For organizations and clinics who are against abortion or do not provide abortion services help families in other ways. They offer pregnancy tests, free sonograms, parenting classes, newborn classes and other things that will help them raise a child.
“We have a baby store that has free baby items for parents who attend parenting classes. That’s a way they can earn points to buy stuff,” said Katy, a worker at the John Paul II Life Center. “We contact them once a month to see how they are doing.”
Katy, who asked to remain anonymous, said that they continue to help new parents throughout the parenting process even after the baby is born.
“If this is really about a woman’s right to know, she should know all sides and all of the facts in order to make a fully informed decision,” Horn said.
The last thing the bill will change, if passed, is changing the wording of the health code from “unborn child” to “embryo or fetus.”
“I think the phrasing plays into people’s emotions. It kind of makes people think differently about people who get abortions and lights abortion in a different way,” said Emily.
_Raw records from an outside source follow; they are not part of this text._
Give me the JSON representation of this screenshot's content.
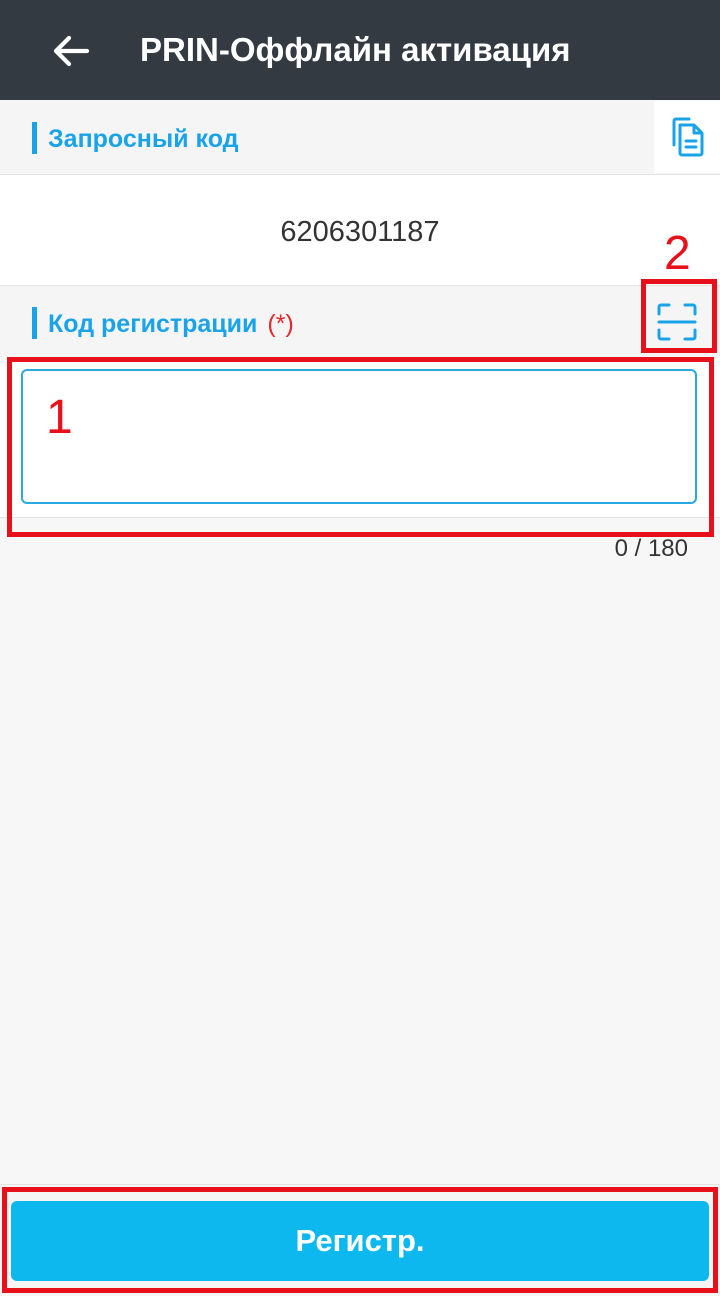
{
  "app_bar": {
    "title": "PRIN-Оффлайн активация",
    "back_icon": "arrow-left-icon"
  },
  "request_section": {
    "label": "Запросный код",
    "paste_icon": "document-copy-icon",
    "code_value": "6206301187"
  },
  "registration_section": {
    "label": "Код регистрации",
    "required_mark": "(*)",
    "scan_icon": "scan-icon",
    "input_value": "",
    "counter": "0 / 180"
  },
  "footer": {
    "register_label": "Регистр."
  },
  "annotations": {
    "box1_label": "1",
    "box2_label": "2"
  },
  "colors": {
    "app_bar_bg": "#343a42",
    "accent": "#1aa3e8",
    "button_bg": "#0db8ef",
    "required": "#e12a2a",
    "annotation": "#e8111b"
  }
}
The Texas Abortion Facility Reporting and Licensing Act, Health and Safety Code, Chapter 245, states that all abortion facilities in the state have to submit an annual report to the Texas DSHS on each abortion that is performed at the facility.
“A myth is that single women are the only ones getting abortions. That’s a lie. Women come in who are married or in relationships,” said Emily. “One in three women have an abortion. Over half have multiple [abortions]. People are uncomfortable speaking openly about it due to the stigma around it.”
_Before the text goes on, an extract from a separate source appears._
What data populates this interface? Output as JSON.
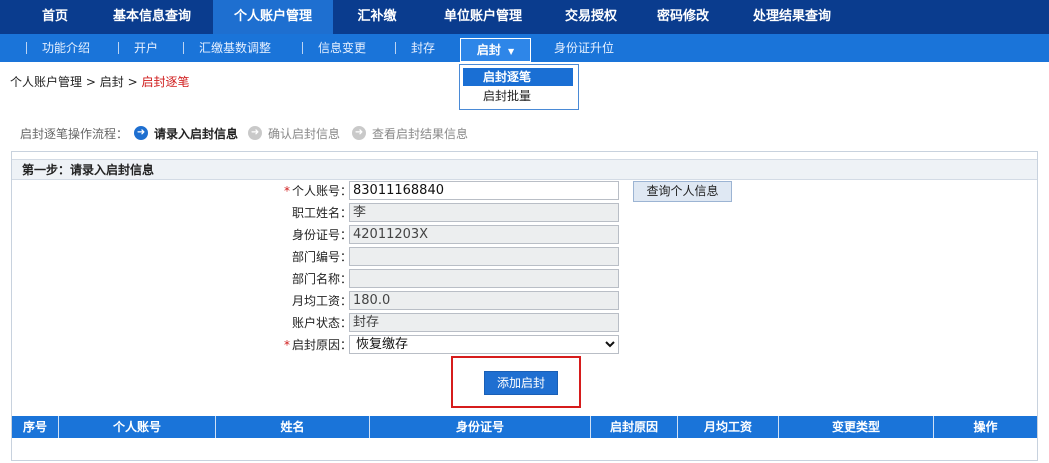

In 2012, the United States saw a total of 68,298 induced abortions were reported to the Department of State Health Services. From those 68,298 induced abortions, 66,098, or 96 percent, were reported by the Texas Department of State Health Services.
The total number of induced abortions reported to DSHS decreased by almost six percent in 2012.
A few of the reasons behind the decrease in abortions are due to the laws currently in place. One law requires patients to visit the clinic twice before the procedure and that women must also have an ultrasound 24 hours before the procedure. Once that is done, women can schedule an abortion.
The 2013 abortion law, or House Bill 2, requires facilities that provide abortion services to meet the same hospital-like stands as ambulatory surgical centers. The bill forced all but 18 of the 41 abortion clinics in the state to close down. It’s currently being challenged in court.
Representative Donna Howard, a D-Austin, and Representative Mary Gonzalez, D-El Paso, filed as joint authors of HB 708 on February 17, 2015.
Farrar is also the author of HB 709, a bill that related to the waiting period before a physician may perform an abortion.
“Representative Farrar believes every woman should be allowed to make personal reproductive healthcare decisions based on her own faith and in consultation with her own physician and her family,” Horn said. “She also believes that if legislators want to end abortions, the safest way to do so is to reduce the need for them through access to and education about contraceptive use for both men and women.